Tout le monde est d'accord, médecins, hôpitaux et même les fabricants de lait en poudre : le lait maternel est de loin supérieur. Toutefois, sur toute la surface du globe, de plus en plus de femmes se tournent vers le biberon…

Commercialisation, dilution et 1,5 millions de morts
Dans les années 70, l'UNICEF et L'OMS (Organisation Mondiale pour la Santé), constatent que l'utilisation à grande échelle des substituts au lait maternel dans le monde entier entraîne des problèmes de santé pour les enfants ainsi qu'un alourdissement des dépenses pour les familles. C'est dans le Tiers Monde que ce problème se pose de manière plus sensible, dans la mesure où les faibles revenus des foyers et les problèmes de pureté de l'eau rendent l'équilibre économique et sanitaire plus fragile. Les mères ont tendance à trop diluer les poudres pour économiser, ce qui entraîne de graves problèmes de nutrition. Et surtout, l'argent dépensé en substituts le serait bien mieux sur une bonne alimentation pour la mère, qui serait bien moins onéreuse. Les deux organisations décident donc une action basée sur deux axes complémentaires : l'information et la réglementation. Il s'agit d'informer aussi bien les mères, que les familles, les agents de santé ou les pouvoirs publics sur les avantages de l'allaitement maternel (qui sont nombreux, avérés, et que personne, pas même les producteurs de substituts, ne conteste). Par ailleurs, il convient de réglementer la commercialisation desdits substituts. Aussi, en 1981, l'UNICEF et l'OMS publient un Code International de Commercialisation des Substituts du Lait Maternel, qui invite les états membres de l'ONU à légiférer sur le sujet, ce afin de réglementer les pratiques commerciales des industriels. Depuis lors, l'OMS et l'UNICEF n'ont cessé de réaffirmer leur soutien à l'allaitement maternel, avec en particulier la dernière résolution en date, du 25 mai 1996, qui " invite instamment les États Membres à veiller à ce que [les substituts] ne soient pas commercialisés ou utilisés d'une façon qui compromette l'allaitement maternel exclusif et prolongé […] et veiller à ce que les mesures appropriées soient prises pour encourager l'allaitement maternel ".

Violations du Code
En 1997, un rapport de l'IGBM (consortium d'organisations - dont la British Medical Association, et les bureaux européens de l'OMS et de l'UNICEF - ayant pour objectif d'évaluer l'état de l'allaitement dans quatre pays), Cracking the Code, affirme que les fabricants violent le code de l'OMS de manière systématique dans les quatre pays où l'étude s'est déroulée.
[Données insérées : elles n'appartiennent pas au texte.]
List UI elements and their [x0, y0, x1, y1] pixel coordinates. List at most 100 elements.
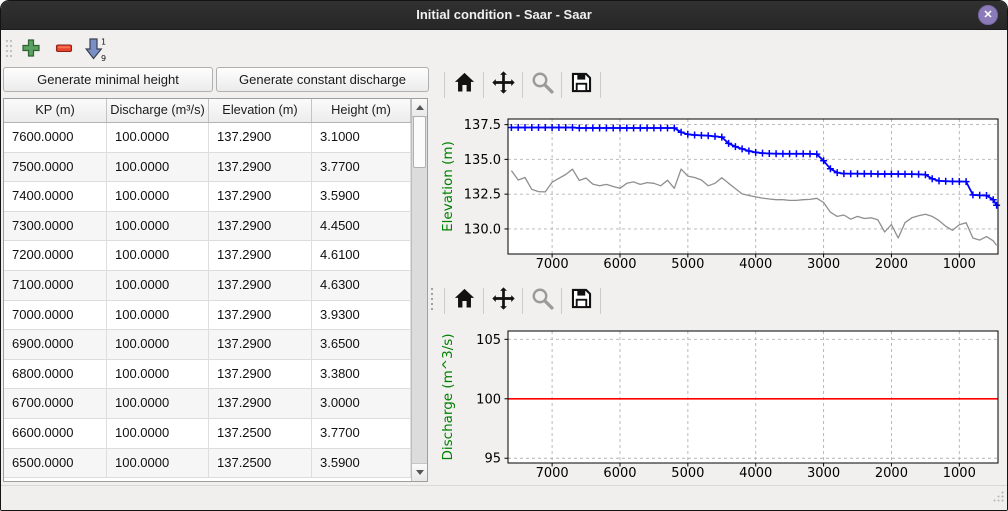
- elevation-plot-toolbar: [436, 67, 1008, 103]
- table-cell[interactable]: 137.2900: [209, 389, 312, 418]
- x-tick-label: 1000: [943, 257, 976, 272]
- home-button[interactable]: [449, 70, 479, 100]
- charts-pane: 7000600050004000300020001000137.5135.013…: [436, 63, 1008, 488]
- table-cell[interactable]: 3.5900: [312, 182, 411, 211]
- table-cell[interactable]: 7300.0000: [4, 212, 107, 241]
- pan-icon: [491, 70, 516, 100]
- table-cell[interactable]: 6700.0000: [4, 389, 107, 418]
- table-cell[interactable]: 4.6300: [312, 271, 411, 300]
- table-cell[interactable]: 100.0000: [107, 419, 209, 448]
- table-cell[interactable]: 3.0000: [312, 389, 411, 418]
- table-cell[interactable]: 3.1000: [312, 123, 411, 152]
- toolbar-separator: [561, 72, 562, 98]
- zoom-button[interactable]: [527, 286, 557, 316]
- toolbar-separator: [522, 72, 523, 98]
- scrollbar-up-button[interactable]: [412, 99, 427, 117]
- x-tick-label: 5000: [671, 466, 704, 481]
- sort-rows-1-9-icon: 1 9: [82, 36, 108, 62]
- table-cell[interactable]: 100.0000: [107, 330, 209, 359]
- x-tick-label: 2000: [875, 257, 908, 272]
- table-cell[interactable]: 137.2900: [209, 301, 312, 330]
- table-cell[interactable]: 3.9300: [312, 301, 411, 330]
- y-axis-label: Discharge (m^3/s): [440, 333, 456, 460]
- table-cell[interactable]: 3.7700: [312, 419, 411, 448]
- table-cell[interactable]: 100.0000: [107, 271, 209, 300]
- remove-row-button[interactable]: [51, 35, 77, 61]
- table-cell[interactable]: 3.5900: [312, 449, 411, 478]
- table-cell[interactable]: 100.0000: [107, 153, 209, 182]
- save-button[interactable]: [566, 70, 596, 100]
- table-cell[interactable]: 100.0000: [107, 241, 209, 270]
- generate-constant-discharge-button[interactable]: Generate constant discharge: [216, 67, 429, 92]
- table-cell[interactable]: 6600.0000: [4, 419, 107, 448]
- home-button[interactable]: [449, 286, 479, 316]
- table-cell[interactable]: 6900.0000: [4, 330, 107, 359]
- pan-icon: [491, 286, 516, 316]
- zoom-icon: [530, 70, 555, 100]
- table-cell[interactable]: 4.4500: [312, 212, 411, 241]
- table-cell[interactable]: 100.0000: [107, 389, 209, 418]
- discharge-chart-canvas[interactable]: 700060005000400030002000100010510095Disc…: [436, 321, 1008, 487]
- table-cell[interactable]: 137.2900: [209, 123, 312, 152]
- table-cell[interactable]: 137.2900: [209, 360, 312, 389]
- table-cell[interactable]: 3.7700: [312, 153, 411, 182]
- close-button[interactable]: ✕: [978, 5, 998, 25]
- column-header[interactable]: Height (m): [312, 99, 411, 122]
- app-window: Initial condition - Saar - Saar ✕: [0, 0, 1008, 511]
- table-cell[interactable]: 137.2500: [209, 449, 312, 478]
- table-cell[interactable]: 7400.0000: [4, 182, 107, 211]
- table-cell[interactable]: 100.0000: [107, 449, 209, 478]
- table-cell[interactable]: 3.6500: [312, 330, 411, 359]
- table-cell[interactable]: 7000.0000: [4, 301, 107, 330]
- column-header[interactable]: Elevation (m): [209, 99, 312, 122]
- table-cell[interactable]: 100.0000: [107, 212, 209, 241]
- toolbar-separator: [600, 72, 601, 98]
- table-cell[interactable]: 137.2900: [209, 182, 312, 211]
- app-toolbar: 1 9: [1, 29, 1007, 65]
- table-cell[interactable]: 7600.0000: [4, 123, 107, 152]
- table-cell[interactable]: 137.2900: [209, 271, 312, 300]
- scrollbar-down-button[interactable]: [412, 463, 427, 481]
- window-resize-grip[interactable]: [992, 490, 1005, 508]
- table-vertical-scrollbar[interactable]: [411, 99, 427, 481]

Les accusations de ce rapport envers les fabricants incluent notamment la diffusion de tracts vantant les mérites des substituts par rapport au lait maternel et la distribution gratuite d'échantillons dans les maternités. Le problème est le suivant : les fabricants acceptent tous la supériorité de l'allaitement sur les substituts, et ils affirment tous respecter le Code de 1981. Nestlé nous a confirmé que " dans tous les pays où il n'y a pas de législation sur le sujet, Nestlé applique le Code de l'OMS/UNICEF. " Les industriels contestent tous ce rapport de l'IGBM. Un représentant de Neslé UK a déclaré à la BBC que sa société " n'avait pas à accepter les reproches de groupes auto-désignés ".
L'ensemble des industriels en Angleterre demande à un expert indépendant d'examiner ce rapport, d'étudier la façon dont il été préparé, et de faire des recommandations à la fois à ses auteurs et aux industriels. L'expert en question, James Rothman, est un spécialiste reconnu des études de marché. Un autre spécialiste, très éminent, le pédiatre français Jean Rey, membre du Comité Scientifique pour l'Alimentation de la Commission Européenne est cité. Ils rejettent et contredisent tous deux les résultats de l'étude en question. Cependant, depuis 1987 au moins, le professeur Rey participe à des livres sur la nutrition édités par différents fabricants de suppléments, ce qui ne témoigne pas de la plus grande indépendance. Quant aux commentaires de Monsieur Rothman sur la validité des procédures employées pour l'étude, on pourra aussi y opposer le point de vue du Professeur Andrew Tomkind, de l'Institute of Child Health, qui déclare que les résultats de l'étude sont " fiables et objectifs sur l'échelle du problème ". Mais surtout, l'UNICEF déclarait en réponse aux réactions de l'industrie : " Il est à la fois malheureux et malvenu que l'International Association of Infant Food Manufacturers (les fabricants d'aliments pour nourrissons) International Baby Food Action Network), dans ses activités régulières, sont clairement contestés dans ce rapport… [l'UNICEF] propose de renouveler son soutien à l'IFBAN pour ce qui est du contrôle du respect du Code International. " Au final, et c'est véritablement l'élément que chacun devrait garder à l'esprit, malgré ce qui disent les industriels, selon l'UNICEF, 1,5 millions d'enfants meurent chaque année parce qu'ils ne sont pas allaités. Aussi impartial qu'on veuille être, quelles raisons aurait-on de plus croire des sociétés motivées par le profit qu'un organisme à but humanitaire ? Surtout, quelle raison aurait l'UNICEF de lancer de telles affirmations sans raison ? Et comment croire que les industriels appliquent réellement le Code dans le monde, alors que dans notre pays même, celui-ci est allègrement violé tous les jours depuis des années.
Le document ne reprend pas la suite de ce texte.